Icon Literatur
Icon Sammelwerk

Dokumentart(en): Sammelwerk Tagungsdokumentation
Titel der Veröffentlichung: Behinderung in Asien und Europa im Politik- und Rechtsvergleich

Mit einem Beitrag zu den USA

Obertitel:

Studien aus dem Max-Planck-Institut für Sozialrecht und Sozialpolitik, Bandnummer: 26

Autor/in:

Maydell, Bernd von; Pitschas, Rainer; Schulte, Bernd

Herausgeber/in:

Becker, Ulrich

Quelle:

Baden-Baden: Nomos, 2003, 520 Seiten: Broschur, ISBN: 978-3-7890-8332-7

Jahr:

2003

Der Text ist von:
Maydell, Bernd von; Pitschas, Rainer; Schulte, Bernd

Der Text ist in diesem Verlag erschienen:
Nomos

Den Text gibt es seit:
2003

Beschreibung:

Das steht in dem Text:

Einführung in das Thema

Die Politik für behinderte Menschen stellt schon alleine in Deutschland ein hochkomplexes Politikfeld dar, das selbst für Praktikerinnen und Praktiker nicht leicht zu durchschauen ist.
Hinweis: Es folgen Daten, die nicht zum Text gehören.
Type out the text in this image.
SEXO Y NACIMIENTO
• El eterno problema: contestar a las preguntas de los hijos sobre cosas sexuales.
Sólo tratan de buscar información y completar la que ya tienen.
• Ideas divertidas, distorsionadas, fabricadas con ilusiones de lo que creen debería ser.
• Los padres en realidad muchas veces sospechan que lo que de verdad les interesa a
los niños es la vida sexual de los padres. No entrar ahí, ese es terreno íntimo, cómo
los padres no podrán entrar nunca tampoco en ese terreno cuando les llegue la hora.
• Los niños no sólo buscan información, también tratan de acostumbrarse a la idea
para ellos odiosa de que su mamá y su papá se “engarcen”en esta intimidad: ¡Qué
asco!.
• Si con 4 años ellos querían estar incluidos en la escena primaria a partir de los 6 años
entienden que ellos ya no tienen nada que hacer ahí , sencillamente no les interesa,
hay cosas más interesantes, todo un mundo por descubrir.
Gleichzeitig stellt die Integration behinderter Menschen im aktuellen Europäischen Jahr der Menschen mit Behinderungen ein herausragendes Thema für ganz Europa dar, was einen Blick über die Grenzen notwendig und sinnvoll macht.
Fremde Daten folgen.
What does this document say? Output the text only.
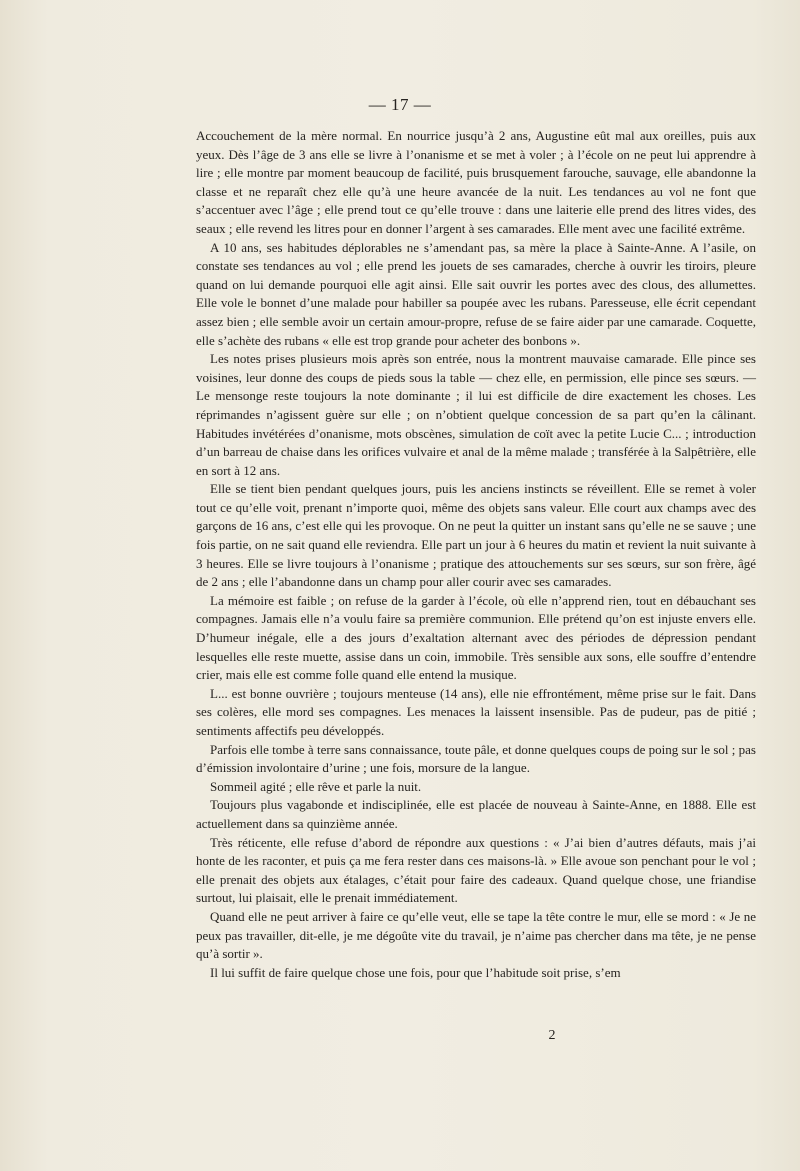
— 17 —

Accouchement de la mère normal. En nourrice jusqu’à 2 ans, Augustine eût mal aux oreilles, puis aux yeux. Dès l’âge de 3 ans elle se livre à l’onanisme et se met à voler ; à l’école on ne peut lui apprendre à lire ; elle montre par moment beaucoup de facilité, puis brusquement farouche, sauvage, elle abandonne la classe et ne reparaît chez elle qu’à une heure avancée de la nuit. Les tendances au vol ne font que s’accentuer avec l’âge ; elle prend tout ce qu’elle trouve : dans une laiterie elle prend des litres vides, des seaux ; elle revend les litres pour en donner l’argent à ses camarades. Elle ment avec une facilité extrême.

A 10 ans, ses habitudes déplorables ne s’amendant pas, sa mère la place à Sainte-Anne. A l’asile, on constate ses tendances au vol ; elle prend les jouets de ses camarades, cherche à ouvrir les tiroirs, pleure quand on lui demande pourquoi elle agit ainsi. Elle sait ouvrir les portes avec des clous, des allumettes. Elle vole le bonnet d’une malade pour habiller sa poupée avec les rubans. Paresseuse, elle écrit cependant assez bien ; elle semble avoir un certain amour-propre, refuse de se faire aider par une camarade. Coquette, elle s’achète des rubans « elle est trop grande pour acheter des bonbons ».

Les notes prises plusieurs mois après son entrée, nous la montrent mauvaise camarade. Elle pince ses voisines, leur donne des coups de pieds sous la table — chez elle, en permission, elle pince ses sœurs. — Le mensonge reste toujours la note dominante ; il lui est difficile de dire exactement les choses. Les réprimandes n’agissent guère sur elle ; on n’obtient quelque concession de sa part qu’en la câlinant. Habitudes invétérées d’onanisme, mots obscènes, simulation de coït avec la petite Lucie C... ; introduction d’un barreau de chaise dans les orifices vulvaire et anal de la même malade ; transférée à la Salpêtrière, elle en sort à 12 ans.

Elle se tient bien pendant quelques jours, puis les anciens instincts se réveillent. Elle se remet à voler tout ce qu’elle voit, prenant n’importe quoi, même des objets sans valeur. Elle court aux champs avec des garçons de 16 ans, c’est elle qui les provoque. On ne peut la quitter un instant sans qu’elle ne se sauve ; une fois partie, on ne sait quand elle reviendra. Elle part un jour à 6 heures du matin et revient la nuit suivante à 3 heures. Elle se livre toujours à l’onanisme ; pratique des attouchements sur ses sœurs, sur son frère, âgé de 2 ans ; elle l’abandonne dans un champ pour aller courir avec ses camarades.

La mémoire est faible ; on refuse de la garder à l’école, où elle n’apprend rien, tout en débauchant ses compagnes. Jamais elle n’a voulu faire sa première communion. Elle prétend qu’on est injuste envers elle. D’humeur inégale, elle a des jours d’exaltation alternant avec des périodes de dépression pendant lesquelles elle reste muette, assise dans un coin, immobile. Très sensible aux sons, elle souffre d’entendre crier, mais elle est comme folle quand elle entend la musique.

L... est bonne ouvrière ; toujours menteuse (14 ans), elle nie effrontément, même prise sur le fait. Dans ses colères, elle mord ses compagnes. Les menaces la laissent insensible. Pas de pudeur, pas de pitié ; sentiments affectifs peu développés.

Parfois elle tombe à terre sans connaissance, toute pâle, et donne quelques coups de poing sur le sol ; pas d’émission involontaire d’urine ; une fois, morsure de la langue.

Sommeil agité ; elle rêve et parle la nuit.

Toujours plus vagabonde et indisciplinée, elle est placée de nouveau à Sainte-Anne, en 1888. Elle est actuellement dans sa quinzième année.

Très réticente, elle refuse d’abord de répondre aux questions : « J’ai bien d’autres défauts, mais j’ai honte de les raconter, et puis ça me fera rester dans ces maisons-là. » Elle avoue son penchant pour le vol ; elle prenait des objets aux étalages, c’était pour faire des cadeaux. Quand quelque chose, une friandise surtout, lui plaisait, elle le prenait immédiatement.

Quand elle ne peut arriver à faire ce qu’elle veut, elle se tape la tête contre le mur, elle se mord : « Je ne peux pas travailler, dit-elle, je me dégoûte vite du travail, je n’aime pas chercher dans ma tête, je ne pense qu’à sortir ».

Il lui suffit de faire quelque chose une fois, pour que l’habitude soit prise, s’em

2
Die Sicherstellung der Teilhabe behinderter Menschen stellt wie kaum ein anderes Politikfeld einen Prüfstein für das Zusammenspiel von Sozial-, Arbeitsmarkt- und Antidiskriminierungspolitik dar. Außerdem haben hier Interessenvertretungen eine hohe Bedeutung, die in den einzelnen Ländern ein unterschiedliches Maß an Einflussnahme haben.

Ein Rechtsvergleich verschiedener Staaten - gerade aus unterschiedlichen Kulturen - kann daher wertvolle Anregungen für die Erkennung von Defiziten im je eigenen Land geben. Gleichzeitig hat die Europäische Union einen wachsenden Einfluss auf die Ausgestaltung der Gesetzgebung in den Mitgliedsländern der EU.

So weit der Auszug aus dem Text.